藤原水面
2 件の小説滲む
行き交う人々の足元からその陰を認識するのは難しいことである。親指のささくれを撫でながら柱の前で彼を待った。 彼との関係において言えば私は常連である。回りくどい言い方をするのは友人とは呼べないからだ。今日は来てくれるのだろうか。私は夜の真ん中で火をつけた。私専用の炎である。左手をポケットにしまい、お金があるか確認する。 早く彼は来ないだろうか。虫が寄ってきては振り払う。暑さに空気の重量感が増す時期だ。 待ち合わせから30分が経つ。遅いと思いつつも待つことしかできない。もう一度着信拒否の履歴を見る。充電が2%しないことに気づく。時間を潰せることもなくなった。 彼の安否が気になりだす。私の鼓動も早く動きく。汗がもみあげから一筋。伝うのを感じる。夜中でもまだ暑い。 私は彼に何があっても待つことにした。45分が過ぎた頃だ。誰かが来るまで待ちたかった。彼じゃなかったとしても。それが私にとって必要な時間だ。 1時間が経ったころだった。親指のささくれを剥がしてみたら大量に血が出てくる。何度吸っても、止まらないどころかさらに勢いを強める。手首にまで滴るほど大量である。血を擦っても滲むことなく軽やかに落っこちていく。一粒が際立っている。綺麗なワインレッドなのでより一層不快感が増した。 粒だった光がだんだんと近づいてくるのが分かった。長身の男2人のように見える。彼ではない。こもっている声で話かけられる。私と彼の共通知り合いだったようだ。2人に連れられて車に乗る際に気づく。もう夏は終わっていたのだ。
夢と人と自然
自分には羽が生えていないことに深く絶望します。飛びたい気持ちを揺すると粉のように振り落ちるのです。 高いところに行きたいと思い、歩道橋を登ります。

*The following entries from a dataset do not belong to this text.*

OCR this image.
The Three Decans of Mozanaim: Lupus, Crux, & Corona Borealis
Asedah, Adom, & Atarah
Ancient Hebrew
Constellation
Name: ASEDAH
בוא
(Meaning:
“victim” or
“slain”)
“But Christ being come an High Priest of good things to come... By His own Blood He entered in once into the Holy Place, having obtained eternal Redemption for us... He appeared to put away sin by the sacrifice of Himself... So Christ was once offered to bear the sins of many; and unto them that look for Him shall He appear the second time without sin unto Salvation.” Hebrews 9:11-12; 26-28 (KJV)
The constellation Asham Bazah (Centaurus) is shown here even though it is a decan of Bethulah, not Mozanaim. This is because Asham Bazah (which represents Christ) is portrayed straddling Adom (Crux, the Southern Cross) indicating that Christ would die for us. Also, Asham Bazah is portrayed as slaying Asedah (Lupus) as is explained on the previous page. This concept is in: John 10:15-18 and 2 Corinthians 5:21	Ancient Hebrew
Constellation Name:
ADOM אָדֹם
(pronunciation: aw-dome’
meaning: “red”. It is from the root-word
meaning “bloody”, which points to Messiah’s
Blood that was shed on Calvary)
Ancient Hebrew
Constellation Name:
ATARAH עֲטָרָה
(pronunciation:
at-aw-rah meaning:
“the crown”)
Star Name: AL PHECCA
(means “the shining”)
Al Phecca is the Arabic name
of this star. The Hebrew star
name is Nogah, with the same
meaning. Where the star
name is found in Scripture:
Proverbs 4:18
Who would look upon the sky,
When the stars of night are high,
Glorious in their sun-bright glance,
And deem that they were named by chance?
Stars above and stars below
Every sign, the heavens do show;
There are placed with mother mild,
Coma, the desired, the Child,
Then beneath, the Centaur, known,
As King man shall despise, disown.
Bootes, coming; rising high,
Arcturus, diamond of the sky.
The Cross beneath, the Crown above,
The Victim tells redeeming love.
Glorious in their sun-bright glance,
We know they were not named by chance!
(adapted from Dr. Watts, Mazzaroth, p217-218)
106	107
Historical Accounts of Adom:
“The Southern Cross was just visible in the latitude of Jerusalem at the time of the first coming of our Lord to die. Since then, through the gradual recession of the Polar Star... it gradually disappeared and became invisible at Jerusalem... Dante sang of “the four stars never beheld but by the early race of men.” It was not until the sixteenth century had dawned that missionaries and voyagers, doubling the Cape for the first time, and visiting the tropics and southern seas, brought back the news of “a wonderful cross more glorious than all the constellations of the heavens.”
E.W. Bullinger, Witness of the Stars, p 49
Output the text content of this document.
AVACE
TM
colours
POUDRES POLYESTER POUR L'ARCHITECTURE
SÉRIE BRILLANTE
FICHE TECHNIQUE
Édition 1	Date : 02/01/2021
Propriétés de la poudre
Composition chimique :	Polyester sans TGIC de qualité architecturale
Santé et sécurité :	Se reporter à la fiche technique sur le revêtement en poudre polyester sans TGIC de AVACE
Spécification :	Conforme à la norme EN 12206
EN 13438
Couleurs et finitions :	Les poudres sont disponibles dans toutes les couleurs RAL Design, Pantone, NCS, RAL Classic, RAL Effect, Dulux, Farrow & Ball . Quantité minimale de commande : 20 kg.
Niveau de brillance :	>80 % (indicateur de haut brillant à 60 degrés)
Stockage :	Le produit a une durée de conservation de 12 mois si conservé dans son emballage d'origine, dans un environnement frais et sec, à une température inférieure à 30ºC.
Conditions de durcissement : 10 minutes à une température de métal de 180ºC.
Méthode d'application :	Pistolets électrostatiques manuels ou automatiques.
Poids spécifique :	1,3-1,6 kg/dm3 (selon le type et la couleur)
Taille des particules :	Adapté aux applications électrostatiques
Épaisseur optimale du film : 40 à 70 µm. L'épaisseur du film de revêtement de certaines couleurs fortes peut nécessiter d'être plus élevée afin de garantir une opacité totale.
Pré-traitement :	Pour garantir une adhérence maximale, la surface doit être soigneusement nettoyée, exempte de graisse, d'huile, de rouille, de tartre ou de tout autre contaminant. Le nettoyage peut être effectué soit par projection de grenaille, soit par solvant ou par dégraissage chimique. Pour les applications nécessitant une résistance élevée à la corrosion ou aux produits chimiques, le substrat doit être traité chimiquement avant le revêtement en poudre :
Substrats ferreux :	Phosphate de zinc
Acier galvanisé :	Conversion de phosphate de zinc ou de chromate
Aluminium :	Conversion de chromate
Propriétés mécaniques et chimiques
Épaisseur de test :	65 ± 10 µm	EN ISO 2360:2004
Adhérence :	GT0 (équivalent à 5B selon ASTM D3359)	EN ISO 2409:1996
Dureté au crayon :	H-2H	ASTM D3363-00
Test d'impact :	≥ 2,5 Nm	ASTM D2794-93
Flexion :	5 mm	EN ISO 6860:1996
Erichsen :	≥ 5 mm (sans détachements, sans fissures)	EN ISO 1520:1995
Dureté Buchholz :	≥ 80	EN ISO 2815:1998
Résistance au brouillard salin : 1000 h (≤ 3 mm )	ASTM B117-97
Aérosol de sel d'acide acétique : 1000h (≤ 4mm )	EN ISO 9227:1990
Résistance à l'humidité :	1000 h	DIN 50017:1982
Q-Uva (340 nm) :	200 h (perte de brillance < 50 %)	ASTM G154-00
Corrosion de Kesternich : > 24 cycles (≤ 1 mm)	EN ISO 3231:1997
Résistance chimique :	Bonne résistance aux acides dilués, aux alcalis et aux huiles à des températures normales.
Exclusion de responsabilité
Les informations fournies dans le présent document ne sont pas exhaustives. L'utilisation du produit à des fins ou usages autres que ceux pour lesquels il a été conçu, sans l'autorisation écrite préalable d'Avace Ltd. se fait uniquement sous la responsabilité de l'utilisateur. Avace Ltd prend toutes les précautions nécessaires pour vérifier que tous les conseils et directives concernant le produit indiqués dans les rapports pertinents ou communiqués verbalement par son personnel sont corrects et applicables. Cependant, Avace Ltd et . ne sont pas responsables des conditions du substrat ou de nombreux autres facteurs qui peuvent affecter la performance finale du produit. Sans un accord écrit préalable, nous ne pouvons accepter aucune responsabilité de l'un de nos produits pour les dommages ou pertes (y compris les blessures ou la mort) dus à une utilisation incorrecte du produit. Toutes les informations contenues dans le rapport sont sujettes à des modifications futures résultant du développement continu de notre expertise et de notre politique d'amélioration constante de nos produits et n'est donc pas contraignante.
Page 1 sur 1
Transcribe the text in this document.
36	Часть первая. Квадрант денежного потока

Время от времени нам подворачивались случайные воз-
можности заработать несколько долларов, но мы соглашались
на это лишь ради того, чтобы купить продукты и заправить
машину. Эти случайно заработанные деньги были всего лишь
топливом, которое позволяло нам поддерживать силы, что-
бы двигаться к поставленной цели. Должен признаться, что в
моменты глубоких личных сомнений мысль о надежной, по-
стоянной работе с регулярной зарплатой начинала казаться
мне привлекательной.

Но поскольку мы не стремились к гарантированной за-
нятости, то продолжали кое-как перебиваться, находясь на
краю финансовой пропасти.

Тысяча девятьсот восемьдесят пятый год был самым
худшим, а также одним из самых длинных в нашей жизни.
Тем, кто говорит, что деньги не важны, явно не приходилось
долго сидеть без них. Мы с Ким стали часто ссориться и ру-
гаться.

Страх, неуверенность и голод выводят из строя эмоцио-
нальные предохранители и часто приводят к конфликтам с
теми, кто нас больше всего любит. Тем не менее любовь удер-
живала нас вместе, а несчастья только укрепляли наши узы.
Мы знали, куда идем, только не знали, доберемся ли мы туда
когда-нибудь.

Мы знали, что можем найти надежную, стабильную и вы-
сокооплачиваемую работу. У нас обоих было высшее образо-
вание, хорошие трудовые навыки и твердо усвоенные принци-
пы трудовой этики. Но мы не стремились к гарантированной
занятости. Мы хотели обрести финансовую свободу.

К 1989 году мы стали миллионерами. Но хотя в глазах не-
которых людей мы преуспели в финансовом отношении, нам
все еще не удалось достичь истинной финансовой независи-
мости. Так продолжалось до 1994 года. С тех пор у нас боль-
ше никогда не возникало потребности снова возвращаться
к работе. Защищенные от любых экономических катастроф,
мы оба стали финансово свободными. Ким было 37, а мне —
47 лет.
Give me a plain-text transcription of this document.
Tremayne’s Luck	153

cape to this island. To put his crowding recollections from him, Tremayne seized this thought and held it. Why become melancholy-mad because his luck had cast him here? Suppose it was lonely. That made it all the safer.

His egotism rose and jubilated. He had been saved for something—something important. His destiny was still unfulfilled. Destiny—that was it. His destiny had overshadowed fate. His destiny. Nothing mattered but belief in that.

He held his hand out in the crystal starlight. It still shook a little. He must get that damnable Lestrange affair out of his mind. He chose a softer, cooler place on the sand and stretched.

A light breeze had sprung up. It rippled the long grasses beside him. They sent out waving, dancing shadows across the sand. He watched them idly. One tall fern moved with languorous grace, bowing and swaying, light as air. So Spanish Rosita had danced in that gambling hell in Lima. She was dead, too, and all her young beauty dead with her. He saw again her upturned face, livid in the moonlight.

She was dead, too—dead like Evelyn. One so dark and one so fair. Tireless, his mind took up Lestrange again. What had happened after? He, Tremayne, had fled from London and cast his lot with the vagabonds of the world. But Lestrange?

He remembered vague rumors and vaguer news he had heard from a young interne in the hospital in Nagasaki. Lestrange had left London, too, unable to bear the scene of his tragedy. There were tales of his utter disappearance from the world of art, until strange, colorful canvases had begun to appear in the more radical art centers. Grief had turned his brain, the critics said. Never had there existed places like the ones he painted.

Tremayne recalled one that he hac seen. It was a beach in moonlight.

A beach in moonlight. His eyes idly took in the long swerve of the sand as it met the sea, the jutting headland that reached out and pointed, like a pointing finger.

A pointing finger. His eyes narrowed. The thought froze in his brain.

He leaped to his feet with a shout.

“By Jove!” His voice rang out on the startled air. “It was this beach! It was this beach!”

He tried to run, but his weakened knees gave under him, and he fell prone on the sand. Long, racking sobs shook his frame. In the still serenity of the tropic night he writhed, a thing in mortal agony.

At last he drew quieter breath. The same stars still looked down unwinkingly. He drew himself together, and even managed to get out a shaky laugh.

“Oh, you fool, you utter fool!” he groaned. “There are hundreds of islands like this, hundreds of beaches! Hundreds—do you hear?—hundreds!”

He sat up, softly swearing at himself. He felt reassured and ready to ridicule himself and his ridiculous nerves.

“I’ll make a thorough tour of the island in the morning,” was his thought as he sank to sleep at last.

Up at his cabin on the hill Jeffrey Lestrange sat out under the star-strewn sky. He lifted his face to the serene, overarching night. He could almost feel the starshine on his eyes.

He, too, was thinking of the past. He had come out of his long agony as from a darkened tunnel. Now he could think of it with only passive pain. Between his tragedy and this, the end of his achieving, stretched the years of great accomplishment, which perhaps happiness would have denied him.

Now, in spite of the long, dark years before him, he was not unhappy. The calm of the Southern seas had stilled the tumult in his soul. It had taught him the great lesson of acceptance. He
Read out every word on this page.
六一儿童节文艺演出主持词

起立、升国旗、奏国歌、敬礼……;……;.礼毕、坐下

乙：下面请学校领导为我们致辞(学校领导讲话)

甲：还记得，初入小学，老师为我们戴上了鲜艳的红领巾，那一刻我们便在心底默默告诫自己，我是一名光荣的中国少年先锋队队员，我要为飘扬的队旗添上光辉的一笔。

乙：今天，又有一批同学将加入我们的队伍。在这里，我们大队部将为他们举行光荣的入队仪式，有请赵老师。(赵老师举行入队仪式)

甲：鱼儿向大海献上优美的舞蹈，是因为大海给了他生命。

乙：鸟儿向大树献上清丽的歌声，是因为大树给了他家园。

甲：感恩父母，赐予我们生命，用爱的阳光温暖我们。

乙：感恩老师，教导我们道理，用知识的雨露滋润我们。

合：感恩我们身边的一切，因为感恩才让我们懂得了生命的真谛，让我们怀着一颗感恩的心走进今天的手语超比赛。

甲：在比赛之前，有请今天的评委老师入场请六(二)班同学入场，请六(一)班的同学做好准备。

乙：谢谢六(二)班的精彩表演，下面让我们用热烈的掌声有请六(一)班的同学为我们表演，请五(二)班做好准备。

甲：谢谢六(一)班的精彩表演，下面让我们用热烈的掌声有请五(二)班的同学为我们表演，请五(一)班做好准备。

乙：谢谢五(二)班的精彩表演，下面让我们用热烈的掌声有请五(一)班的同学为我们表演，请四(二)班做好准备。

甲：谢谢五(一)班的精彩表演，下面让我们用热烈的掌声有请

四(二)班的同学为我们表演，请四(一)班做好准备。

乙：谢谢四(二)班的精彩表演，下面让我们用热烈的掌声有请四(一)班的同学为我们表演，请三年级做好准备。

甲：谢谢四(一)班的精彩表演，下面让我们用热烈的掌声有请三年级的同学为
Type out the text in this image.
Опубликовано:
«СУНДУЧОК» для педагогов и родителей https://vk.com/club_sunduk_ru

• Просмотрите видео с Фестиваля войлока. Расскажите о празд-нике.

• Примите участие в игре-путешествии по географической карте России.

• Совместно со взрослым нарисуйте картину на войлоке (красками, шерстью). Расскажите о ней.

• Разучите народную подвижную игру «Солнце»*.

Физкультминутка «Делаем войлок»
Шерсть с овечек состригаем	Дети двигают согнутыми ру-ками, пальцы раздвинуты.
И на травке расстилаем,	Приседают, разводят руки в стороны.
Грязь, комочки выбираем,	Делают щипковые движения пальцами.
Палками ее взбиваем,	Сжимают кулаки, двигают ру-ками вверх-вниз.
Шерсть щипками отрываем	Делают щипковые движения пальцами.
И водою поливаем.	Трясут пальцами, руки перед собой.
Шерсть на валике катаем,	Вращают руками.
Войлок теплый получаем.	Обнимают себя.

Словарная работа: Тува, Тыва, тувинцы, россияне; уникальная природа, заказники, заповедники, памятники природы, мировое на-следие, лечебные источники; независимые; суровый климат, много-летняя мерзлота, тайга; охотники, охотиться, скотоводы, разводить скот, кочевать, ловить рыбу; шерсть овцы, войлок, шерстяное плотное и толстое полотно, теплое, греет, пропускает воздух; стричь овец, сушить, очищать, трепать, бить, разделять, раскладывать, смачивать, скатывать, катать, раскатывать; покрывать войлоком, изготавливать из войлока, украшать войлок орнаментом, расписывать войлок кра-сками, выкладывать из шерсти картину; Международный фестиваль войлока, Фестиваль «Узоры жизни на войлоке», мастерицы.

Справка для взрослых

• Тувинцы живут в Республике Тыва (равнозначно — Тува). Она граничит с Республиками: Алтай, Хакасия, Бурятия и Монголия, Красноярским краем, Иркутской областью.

標識と視線が合います。私よりも大きい。それは脅威で、今にも支配されそうです。 ダイナミックな字や記号には形容し難い支配力があるのです。 見下ろす自動車やトラックは小さく見えます。もはや弱々しく、運搬するためだけの奴隷にみえてしまうのです。交差点で止まっているのが、道に迷ってしまった子犬のようで愛でたくなります。 標識になった私は同期の信号機くんと一緒に、案内してあげます。子犬たちは譲り合える偉い子たちでした。 見上げると太陽との距離が近くなったように思えます。太陽と私の間を二羽の鳥が通り過ぎるのでした。